Skip to content

vllm-project/buildkite-ci

Repository files navigation

vLLM Continuous Integration (CI) Infrastructure

Overview

This repository contains the infrastructure and bootstrap code for the vLLM continuous integration pipeline using Buildkite.

Current CI Infrastructure Setup:

  • AWS Buildkite Elastic CI Stack: Infrastructure code in infra/aws
  • 8 TPU Nodes on GCP: Infrastructure code in infra/gcp_old
  • GKE Cluster on GCP (currently not in use): Infrastructure code in infra/gcp

Bootstrap scripts are located in the scripts/ directory.

How vLLM Uses Buildkite for CI

vLLM leverages Buildkite for CI workflow.
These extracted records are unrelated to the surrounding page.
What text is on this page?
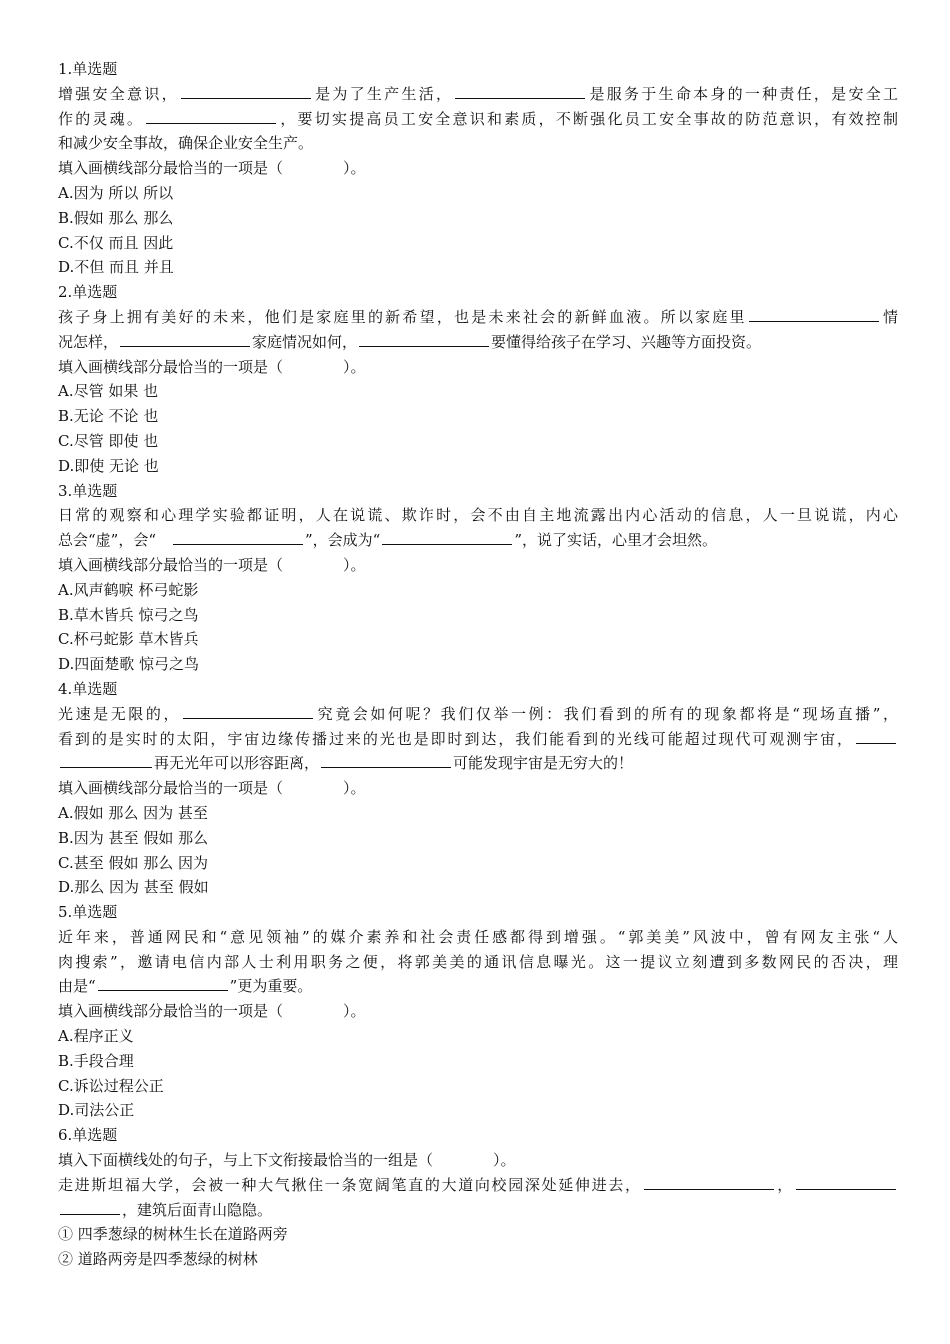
1.单选题
增强安全意识，	是为了生产生活，	是服务于生命本身的一种责任，是安全工
作的灵魂。	，要切实提高员工安全意识和素质，不断强化员工安全事故的防范意识，有效控制
和减少安全事故，确保企业安全生产。
填入画横线部分最恰当的一项是（　　　　）。
A.因为 所以 所以
B.假如 那么 那么
C.不仅 而且 因此
D.不但 而且 并且
2.单选题
孩子身上拥有美好的未来，他们是家庭里的新希望，也是未来社会的新鲜血液。所以家庭里	情
况怎样，	家庭情况如何，	要懂得给孩子在学习、兴趣等方面投资。
填入画横线部分最恰当的一项是（　　　　）。
A.尽管 如果 也
B.无论 不论 也
C.尽管 即使 也
D.即使 无论 也
3.单选题
日常的观察和心理学实验都证明，人在说谎、欺诈时，会不由自主地流露出内心活动的信息，人一旦说谎，内心
总会“虚”，会“　	”，会成为“	”，说了实话，心里才会坦然。
填入画横线部分最恰当的一项是（　　　　）。
A.风声鹤唳 杯弓蛇影
B.草木皆兵 惊弓之鸟
C.杯弓蛇影 草木皆兵
D.四面楚歌 惊弓之鸟
4.单选题
光速是无限的，	究竟会如何呢？我们仅举一例：我们看到的所有的现象都将是“现场直播”，
看到的是实时的太阳，宇宙边缘传播过来的光也是即时到达，我们能看到的光线可能超过现代可观测宇宙，
再无光年可以形容距离，	可能发现宇宙是无穷大的！
填入画横线部分最恰当的一项是（　　　　）。
A.假如 那么 因为 甚至
B.因为 甚至 假如 那么
C.甚至 假如 那么 因为
D.那么 因为 甚至 假如
5.单选题
近年来，普通网民和“意见领袖”的媒介素养和社会责任感都得到增强。“郭美美”风波中，曾有网友主张“人
肉搜索”，邀请电信内部人士利用职务之便，将郭美美的通讯信息曝光。这一提议立刻遭到多数网民的否决，理
由是“	”更为重要。
填入画横线部分最恰当的一项是（　　　　）。
A.程序正义
B.手段合理
C.诉讼过程公正
D.司法公正
6.单选题
填入下面横线处的句子，与上下文衔接最恰当的一组是（　　　　）。
走进斯坦福大学，会被一种大气揪住一条宽阔笔直的大道向校园深处延伸进去，	，
，建筑后面青山隐隐。
① 四季葱绿的树林生长在道路两旁
② 道路两旁是四季葱绿的树林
Whenever a commit is pushed to the vLLM GitHub repository, a Buildkite webhook triggers an event that initiates a new build in the Buildkite pipeline with relevant details like Github branch and commit.

Build Process Overview:

  • Bootstrap Step:

    • Executed via scripts/ci_aws_bootstrap.sh.
    • Utilizes a CI Jinja2 template (scripts/test-template-aws.j2) along with the list of tests from vLLM to render a Buildkite YAML configuration that defines all build/test steps and their configurations.
    • Uploads the rendered YAML to Buildkite to initiate the build.
    • Note: We are transitioning to a custom Buildkite pipeline generator to replace the Jinja2 template rendering soon.
  • Job Queueing and Execution:

    • Each Buildkite step is associated with an agent queue.
    • After uploaded, steps are pushed into the queue, waiting to be picked up by a Buildkite agent.

Buildkite Agent Cluster Setup

We use the Buildkite Elastic CI Stack to set up our autoscaling Buildkite agent cluster on AWS.

Components of the stack for each Agent Queue:

  • AWS CloudFormation Stack:

    • Contains an EC2 Auto Scaling Group and an AWS Lambda function.
  • EC2 Auto Scaling Group:

    • Automatically scales number of EC2 instances based on the workload from the Buildkite queue.
    • Each EC2 instance comes with a Buildkite agent that executes jobs.
  • AWS Lambda Function:

    • Periodically polls Buildkite to assess capacity needs for the queue and adjusts the size of the Auto Scaling Group accordingly.